学生への対応と授業サポート、卒業判定、入試関係の業務などを行っています。

学務の仕事内容

・学生からの生活相談、就職相談
学生からの生活相談(奨学金受け入れ等)や就職相談を受けます。就職相談は教員が受け入れることもありますが、事務でも受け付けます。
・学生団体の活動の承認、体育施設の貸し出し
部活動・サークル活動の承認と補助金の分配、体育施設の貸し出しなどを行います。
・シラバス、時間割の取りまとめ
教員がまとめた授業情報などをシステムや冊子で取りまとめます。
・レポート提出、成績の取りまとめ
授業が終わった後のレポート提出をまとめたり、成績情報がシステム上に正しくまとめられているか確認します。
・卒業判定の確認
卒業時に取得単位数が足りているか、必修授業がとられているかを確認します。
・学生情報のシステムへの入力
学生情報はシステムにまとめられています。氏名が変わったり、学年が進んでコースが決まったらシステムに入力します。
・留学生の受け入れ、サポート
留学生の受け入れに力を入れている大学は多いです。英語を使って、授業のことを伝えたり、相談にのったりします。
・願書受付と受付書類の送付
入試の時期には願書の受付などを行います。何度もチェックをして、確実に処理を行います。
・入試運営の管理
入試の際に試験監督を行うのは基本的に教員ですが、全体の枚数を数えたり、遅刻者の受付などは事務で行います。

学務の仕事にはどんな人が向いてる?

学務の仕事は「教員や学生が作成した書類のチェック」と「大学で不満なく生活できるようにサポートする」のがメインの仕事です。
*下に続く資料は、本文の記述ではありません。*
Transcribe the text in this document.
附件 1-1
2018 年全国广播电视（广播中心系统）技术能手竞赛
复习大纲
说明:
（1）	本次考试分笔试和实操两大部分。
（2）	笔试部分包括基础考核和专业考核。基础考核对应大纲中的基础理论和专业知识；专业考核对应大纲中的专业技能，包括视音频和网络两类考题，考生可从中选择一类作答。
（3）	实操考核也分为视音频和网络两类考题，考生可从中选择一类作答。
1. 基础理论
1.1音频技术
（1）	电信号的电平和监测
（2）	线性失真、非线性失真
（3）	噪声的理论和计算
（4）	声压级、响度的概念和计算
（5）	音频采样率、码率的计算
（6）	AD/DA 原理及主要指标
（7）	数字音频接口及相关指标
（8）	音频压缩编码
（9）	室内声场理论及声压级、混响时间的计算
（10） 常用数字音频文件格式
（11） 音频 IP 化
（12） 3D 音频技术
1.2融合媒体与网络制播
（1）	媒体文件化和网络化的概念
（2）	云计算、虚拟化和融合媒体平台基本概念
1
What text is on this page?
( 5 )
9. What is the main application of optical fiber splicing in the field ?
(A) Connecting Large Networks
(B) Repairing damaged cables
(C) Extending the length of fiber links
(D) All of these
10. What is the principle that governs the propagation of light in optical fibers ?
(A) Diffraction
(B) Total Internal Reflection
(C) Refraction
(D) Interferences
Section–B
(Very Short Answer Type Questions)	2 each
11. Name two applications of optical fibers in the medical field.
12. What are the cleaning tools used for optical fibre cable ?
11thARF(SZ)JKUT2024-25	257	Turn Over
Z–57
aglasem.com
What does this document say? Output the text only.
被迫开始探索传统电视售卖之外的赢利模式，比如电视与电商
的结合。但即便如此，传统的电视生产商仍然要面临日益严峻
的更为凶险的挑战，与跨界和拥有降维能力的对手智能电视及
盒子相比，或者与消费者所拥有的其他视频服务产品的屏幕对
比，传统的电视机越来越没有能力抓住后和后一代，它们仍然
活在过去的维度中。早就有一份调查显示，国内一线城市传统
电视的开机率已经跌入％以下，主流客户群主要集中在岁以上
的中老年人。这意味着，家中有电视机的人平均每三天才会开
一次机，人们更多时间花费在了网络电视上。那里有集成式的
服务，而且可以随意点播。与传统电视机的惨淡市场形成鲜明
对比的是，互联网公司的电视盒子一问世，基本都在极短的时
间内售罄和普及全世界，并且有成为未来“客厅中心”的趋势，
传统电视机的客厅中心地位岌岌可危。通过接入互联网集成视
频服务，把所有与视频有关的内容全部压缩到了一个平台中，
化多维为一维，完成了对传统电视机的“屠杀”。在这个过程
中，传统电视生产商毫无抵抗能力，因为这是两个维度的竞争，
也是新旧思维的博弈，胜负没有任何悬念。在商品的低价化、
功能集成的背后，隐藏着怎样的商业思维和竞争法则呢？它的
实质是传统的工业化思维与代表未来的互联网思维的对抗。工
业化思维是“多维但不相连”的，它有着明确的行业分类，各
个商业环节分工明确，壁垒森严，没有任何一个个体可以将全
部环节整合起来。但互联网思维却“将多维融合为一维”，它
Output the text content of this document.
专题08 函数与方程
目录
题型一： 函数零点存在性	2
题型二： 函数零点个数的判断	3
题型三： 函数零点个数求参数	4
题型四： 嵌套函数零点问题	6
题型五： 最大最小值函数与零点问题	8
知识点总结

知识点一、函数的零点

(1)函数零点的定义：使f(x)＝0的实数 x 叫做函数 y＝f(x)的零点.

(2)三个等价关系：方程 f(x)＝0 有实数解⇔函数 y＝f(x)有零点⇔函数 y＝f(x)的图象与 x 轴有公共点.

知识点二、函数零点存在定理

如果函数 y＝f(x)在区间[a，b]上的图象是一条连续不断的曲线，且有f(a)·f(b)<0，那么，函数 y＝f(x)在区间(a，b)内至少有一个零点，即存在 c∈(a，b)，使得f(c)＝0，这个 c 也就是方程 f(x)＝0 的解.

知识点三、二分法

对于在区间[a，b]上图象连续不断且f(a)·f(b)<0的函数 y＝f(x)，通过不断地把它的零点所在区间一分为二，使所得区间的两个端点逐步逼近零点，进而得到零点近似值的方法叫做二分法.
困っていることがないか労って、教育研究を進めていただくように、授業を受けられるようにサポートします。人の気持ちに寄り添える人が向いていると思います。女性の学務担当職員は多いです。

総務担当、会計担当に比べると規則に縛られて仕事を行う、絶対に間違ってはいけないという業務が少ないため(入試・卒業判定などを除く)、細かい仕事が苦手な職員が配置されることが多いです。

学生が相手なので、大事にはなりにくいということもあるのかもしれません。